Psaki was responding to a question from a reporter who noted that Republicans, in particular, have blamed President Joe Biden’s policies—including canceling the Keystone XL pipeline permit and freezing new oil and gas drilling leases on federal land and water—for contributing to a rise in gasoline prices.
The press secretary added that the administration’s focus with regards to rising gasoline prices has chiefly been to ask the Federal Trade Commission (FTC) to investigate possible instances of price gouging and to call on the Organization of Petroleum Exporting Countries (OPEC) and its crude-producing allies, dubbed OPEC-plus, to pump more crude.
Psaki added that, while “certainly there are a range of other domestic options” to help reduce prices at the pump, she didn’t have “anything to preview at this point in time” in this regard, with her response following a question about whether the Biden administration was considering releasing barrels from the Strategic Petroleum Reserve.
Pressed on the broader issue of inflation, which is running at a near 31-year high, Psaki acknowledged “big, big costs on people’s households” adding that its “certainly of concern to the President.” At the same time, she said that a “vast majority” of outside economists predict that inflation will slow down next year.
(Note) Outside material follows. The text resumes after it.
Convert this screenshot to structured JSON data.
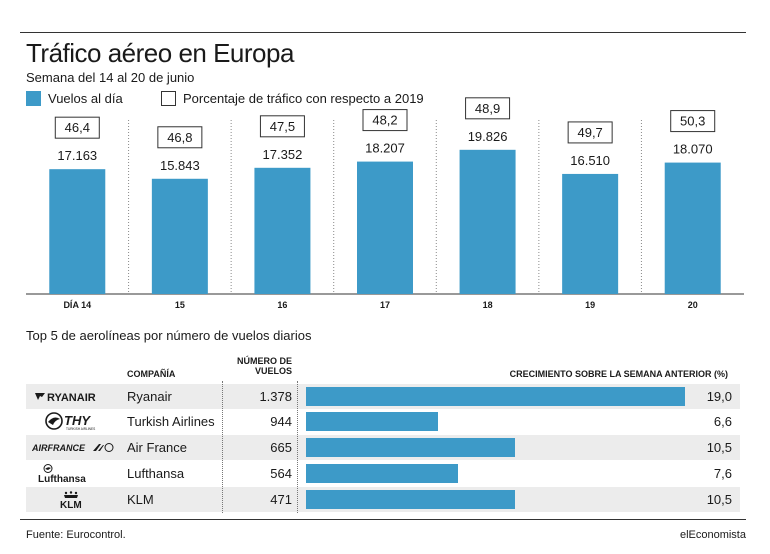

Psaki also said that “economists across the board” agree that Biden’s infrastructure bill and his Build Back Better agenda “will ease inflationary pressure over the long term.”
Biden said “17 Nobel Prize winners in economics have said that my plan will ‘ease inflationary pressures,’” arguing that the recently-passed infrastructure bill would reduce supply-side bottlenecks and “make goods more available and less costly.”
“The only debate on Capitol Hill is how much more gas to throw on the fire,” Davidson said.
“It gets bigger, and that’s the Democrats’ agenda—they want to throw more on with Build Back Better,” he said, adding that “it’s going to dump a lot of extra spending into the economy and it has a big impact” on inflation.
Psaki, in Friday’s briefing, accused Republicans of “screaming about inflation” and using the issue as a “political cudgel” while being uncooperative in searching for a solution to the problem, which she argued should come in the form of backing Biden’s big-ticket spending plans.